Actually, that would be in violation of our Rules here. But, I understand your sentiment and perhaps you can find local small business or community groups who would like your services - as a volunteer - to provide them some benefit and provide you some experience. It also looks very good on a resume to point to projects you did for Community/Religious Organizations.

Thanks! You said “If you never really used C very much don’t worry. It has little application in the current (and ever evolving) Web Development world. Choosing to learn C# is a wise step. That will provide you some support in your goal to understand OO without the burden that C inflicts upon the developer.” – Yes, I choose to learn c# to better understand OO, not OO PHP. I believe that with the OO foundation that I learn from C#, when I take a look at OO PHP, it would be easier. Is my understanding correct?

I will start search Github for any projects that I can join and do.

I would say your assessment is correct. Object Oriented Programming is more of a philosophy. So it applies equally to any/all language(s).
Don’t overlook the fact that, with C# you have the opportunity to write Web Applications (in ASP .NET). It is a bit of an anomaly because the server code is compiled (where as most other web frameworks the server code is interpreted). But that is really a minor implementation detail and has no effect on your workflow.

Off Topic:

I would also caution you that Javascript is an ‘Object Based’ language but not Object Oriented (in the same sense as others)*. I am NOT suggesting you avoid or ignore learning Javascript. But don’t try to apply OOP or use it as your example for classic Object Oriented architecture.

*I know this will generate a series of refutes from experienced developers because the statement is only half-true.

PHP carries with it a lot of baggage from its early days, so a lot of inconsistencies and less-than-optimal design choices still afflict the language… some consider it easier to write poor code, as PHP is more forgiving in some ways than languages like Ruby.

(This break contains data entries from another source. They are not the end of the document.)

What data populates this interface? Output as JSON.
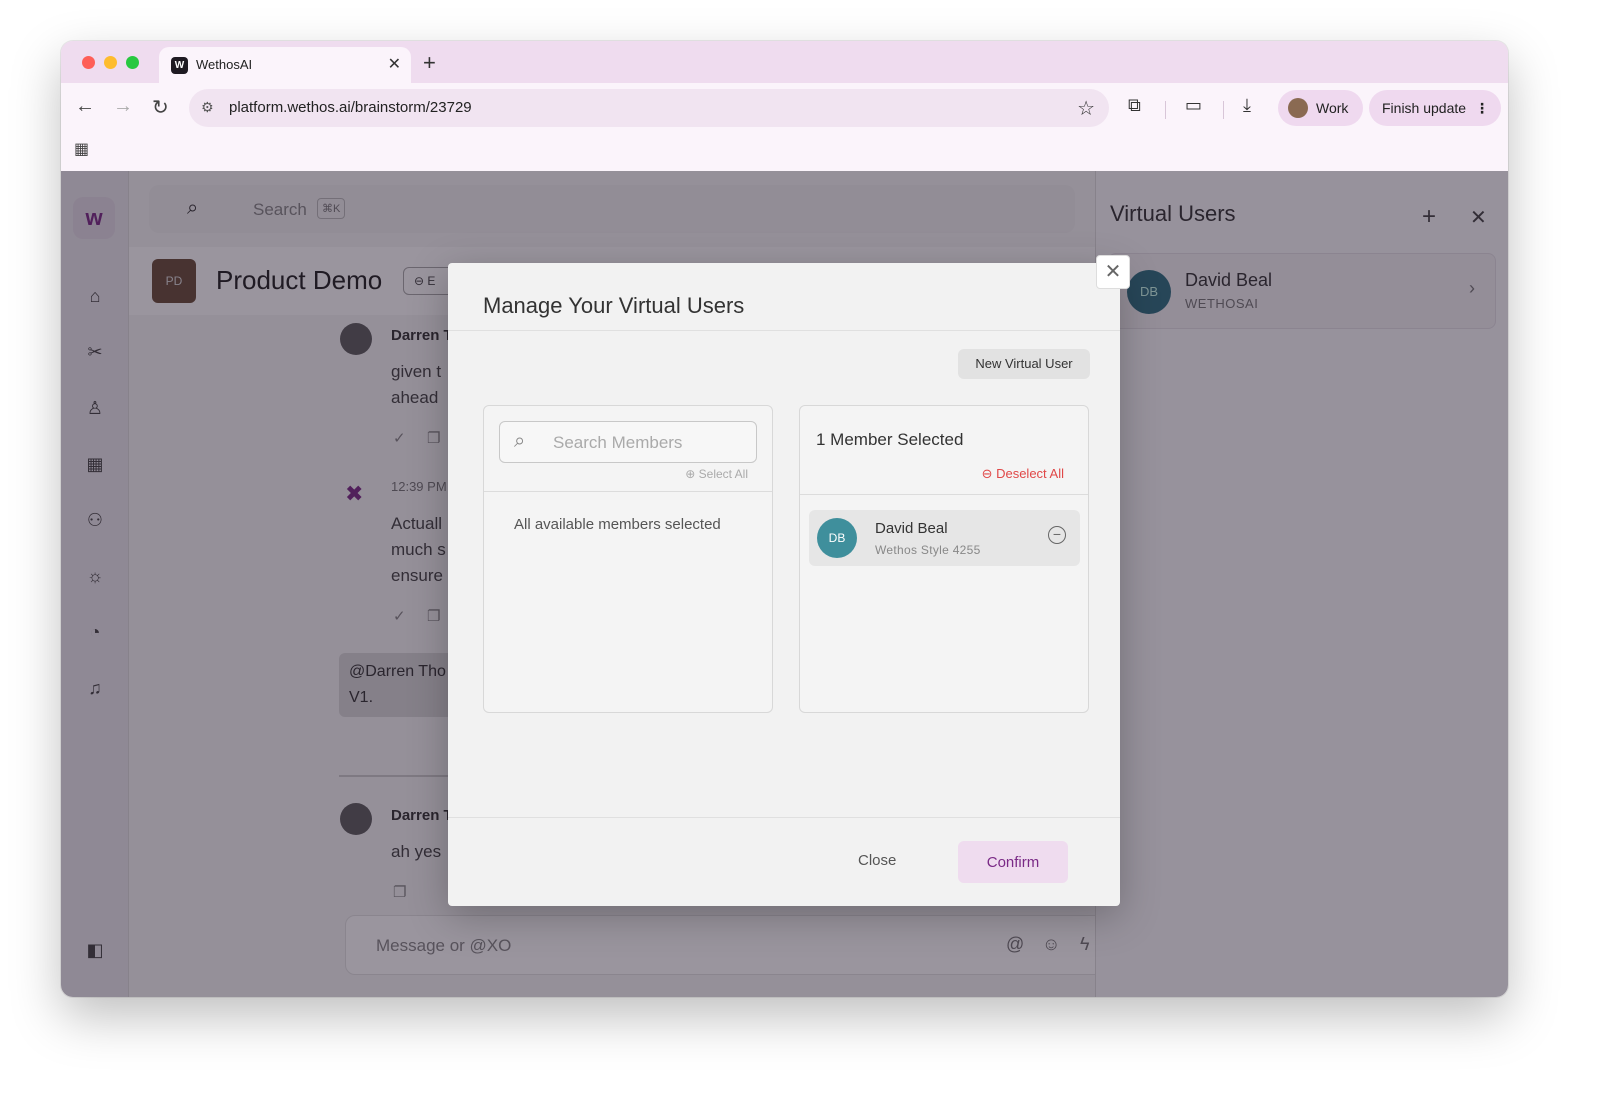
{
  "browser": {
    "tab_title": "WethosAI",
    "favicon_letter": "W",
    "tab_close": "✕",
    "new_tab": "+",
    "url": "platform.wethos.ai/brainstorm/23729",
    "profile_label": "Work",
    "update_label": "Finish update"
  },
  "sidebar_nav": {
    "logo": "w"
  },
  "main": {
    "search_placeholder": "Search",
    "search_shortcut": "⌘K",
    "page_badge": "PD",
    "page_title": "Product Demo",
    "edit_chip": "E",
    "messages": [
      {
        "author": "Darren T",
        "text1": "given t",
        "text2": "ahead"
      },
      {
        "time": "12:39 PM",
        "text1": "Actuall",
        "text2": "much s",
        "text3": "ensure"
      },
      {
        "bubble1": "@Darren Tho",
        "bubble2": "V1."
      },
      {
        "author": "Darren T",
        "text1": "ah yes"
      }
    ],
    "message_placeholder": "Message or @XO"
  },
  "right_panel": {
    "title": "Virtual Users",
    "card": {
      "initials": "DB",
      "name": "David Beal",
      "org": "WETHOSAI"
    }
  },
  "modal": {
    "title": "Manage Your Virtual Users",
    "new_button": "New Virtual User",
    "search_placeholder": "Search Members",
    "select_all": "Select All",
    "empty_message": "All available members selected",
    "selected_title": "1 Member Selected",
    "deselect_all": "Deselect All",
    "member": {
      "initials": "DB",
      "name": "David Beal",
      "style": "Wethos Style 4255"
    },
    "close_label": "Close",
    "confirm_label": "Confirm"
  }
}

On the other hand, the language has come a long way and there are a lot of good quality frameworks and libraries being written. PHP is also pretty easy to get running on your computer, and even the cheapest web hosts usually support it.

Basically just pick some projects to work on in your spare time. Perhaps you already have an idea for a web app or, if not, you could just choose an existing app that interests you and try to recreate it in whichever language you’re learning.

Doing something like this can be a fantastic learning exercise, as you discover along the way all the things you need to know to create a web app… authentication, caching, databases, working with 3rd-party APIs etc. Some prefer to pick a particular topic to learn, and then create a small ‘toy’ project just to play around with that. You can put these projects up on github as your portfolio and then give prospective employers the link.

Thanks. You mentioned ‘’ with C# you have the opportunity to write Web Applications (in ASP .NET).", yes, that’s exactly what I plan to do with C#. Actually I plan to do these things with C#:

  1. Since I have being learning PHP, JS, CSS & HTML, I can later also use ASP.NET to create websites. And many concepts and skills that I learned from PHP suite will also serve ASP.NET;

  2. I want to develop some mobile apps for iOS and Android, using C# Mono, because I am interested in mobile development too.

  3. Because I love playing video games, in the future I might take a look at the game engine Unity 3d, which use C# or JS to develop.

Languages can change and update, but many basic concepts of computer technologies change relatively slow. I believe with a good programming foundation, it’ll be easier for a programmer to adapt to new things.